Tuesday, December 8, 2009

Adding 16 feet to a 600 foot building...

I learned last week about a property owner who was upset with a report going to Public Hearing this evening, recommending that a rezoning 'Text Amendment' be approved for 1133 West Georgia, the former Ritz Carlton development. What disturbed the homeowner was not the request to increase the number of units from 163 to 293, nor the proposal to increase the FSR from 17.74 to 20.8, yes 20.8! What disturbed him was the developer's request to increase the height from the previously approved 600 feet to 616 feet.

Now, this may seem like a very minor change, UNLESS YOUR HOME IS AT THE 600 FOOT LEVEL. And you purchased it for a lot of money on the understanding that a Council policy established the maximum permitted height for the adjacent 1133 West Georgia site at 600 feet.

Let me be the first to acknowledge that I have often requested approval for higher densities and greater heights than what surrounding neighbours would like to see. However, in each case there was deemed to be a corresponding public benefit.

In this instance, there is absolutely no public benefit. The developer wants a taller building and he knows that he previously got approval for a greater height, and the developer of the Shangri-la was able to finesse an approval for a greater height. However, at that time, there was no one living across the street whose view would be partially blocked.

The only apparent justification is the purchase of density from the city's heritage density bank.
If the city wants to sell the density, I say allow the density increase. But do it by adding a few inches or feet to the width of each floor. Just don't add 16 feet to the top of the building. Especially when this will block a portion of the north west views for those property owners who purchased homes at the 600 foot level of the Shangri-la, on the understanding that the maximum height for the 1133 property will be 600 feet.

I know it is hard for most of us to feel sorry for someone who can afford to purchase a home on the 61st floor of Shangri-la. But the fact remains that if this change is approved, the planning department and Council are basically signalling that there are no longer any approved height limits in our city. Everything is negotiable.

And while this may benefit those of us who want four storeys instead of three along West 41st Avenue, and higher buildings along Cambie Street around transit nodes, it may well create uncertainty for all Vancouver residents as more and more architects and developers seek approval to rise above previously approved height limits.

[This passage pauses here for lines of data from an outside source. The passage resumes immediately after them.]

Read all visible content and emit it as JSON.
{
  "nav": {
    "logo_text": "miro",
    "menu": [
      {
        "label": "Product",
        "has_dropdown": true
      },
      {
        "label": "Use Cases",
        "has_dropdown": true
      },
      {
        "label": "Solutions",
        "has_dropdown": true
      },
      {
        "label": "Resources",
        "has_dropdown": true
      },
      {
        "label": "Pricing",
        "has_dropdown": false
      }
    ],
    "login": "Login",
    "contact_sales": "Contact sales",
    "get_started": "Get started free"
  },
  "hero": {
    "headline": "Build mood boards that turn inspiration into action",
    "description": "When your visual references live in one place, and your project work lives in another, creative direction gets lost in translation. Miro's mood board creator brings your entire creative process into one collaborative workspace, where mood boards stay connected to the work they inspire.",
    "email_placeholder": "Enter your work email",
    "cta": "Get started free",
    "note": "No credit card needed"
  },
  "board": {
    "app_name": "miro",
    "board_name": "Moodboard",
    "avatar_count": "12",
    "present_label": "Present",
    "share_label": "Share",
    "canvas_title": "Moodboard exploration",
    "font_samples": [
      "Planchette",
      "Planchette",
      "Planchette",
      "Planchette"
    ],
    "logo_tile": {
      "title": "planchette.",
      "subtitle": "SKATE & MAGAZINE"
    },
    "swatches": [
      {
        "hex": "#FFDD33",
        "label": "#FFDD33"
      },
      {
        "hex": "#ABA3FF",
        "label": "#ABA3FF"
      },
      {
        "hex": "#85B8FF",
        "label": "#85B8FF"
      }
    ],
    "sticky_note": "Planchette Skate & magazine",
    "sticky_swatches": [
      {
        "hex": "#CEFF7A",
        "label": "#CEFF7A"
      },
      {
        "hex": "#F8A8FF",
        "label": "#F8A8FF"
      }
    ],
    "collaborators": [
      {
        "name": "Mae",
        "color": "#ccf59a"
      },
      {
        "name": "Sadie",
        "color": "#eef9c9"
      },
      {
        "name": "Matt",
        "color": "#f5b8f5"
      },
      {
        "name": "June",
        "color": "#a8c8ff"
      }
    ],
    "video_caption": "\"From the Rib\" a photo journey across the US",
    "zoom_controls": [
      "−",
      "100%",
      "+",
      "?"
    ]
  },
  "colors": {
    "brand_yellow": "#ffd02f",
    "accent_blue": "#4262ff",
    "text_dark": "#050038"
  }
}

I just don't get it and do hope that Council rejects the request for the modest increase in height.


Joe Just Joe said...

Have to argee that council is really pushing matters and could find itself in legal battles if things continue. The public looks at council reports for guidance, if those guidelines are constantly ignored then uncertainity takes over. Uncertainity is a terrble thing for people.

Jon Petrie said...

To me 600 feet is already too high. And the idea that the developer could buy more height by contributing to the heritage density bank I find disturbing. For me the grandeur of the natural setting of Vancouver is its most important heritage. Part of that grandeur are the North Shore Mountains towering over the older height limited buildings of Vancouver as viewed from Jericho etc. Now the Shangri-la competes with the mountains. And from Ambleside in West Vancouver, Stanley Park trees used to hide all of downtown Vancouver, now the last few stories of the Shangri-la projects over the tops of those trees destroying for me a heritage view.

As far as I know, there has never been a serious attempt to get democratic approval for 600 feet buildings in Vancouver. The old height limits of downtown Vancouver were changed after a phony public 'consultation' in the old library building. Interested parties who turned up could vote on raising the height limit -- clearly a biased sample -- after looking at views of Seattle taken from a helicopter etc. and notably a planner's conception of what the new height limits would do to the relationship between Vancouver's skyline and the North Shore Mountains as seen from City Hall. After the votes were counted it emerged that the viewpoint taken for showing the relationship between mountains and buildings was the top of City Hall, not ground level. In my opinion, either some of the key City's planners of the time were incompetent or they had a strong and unscrupulous desire to get the old height limits overturned.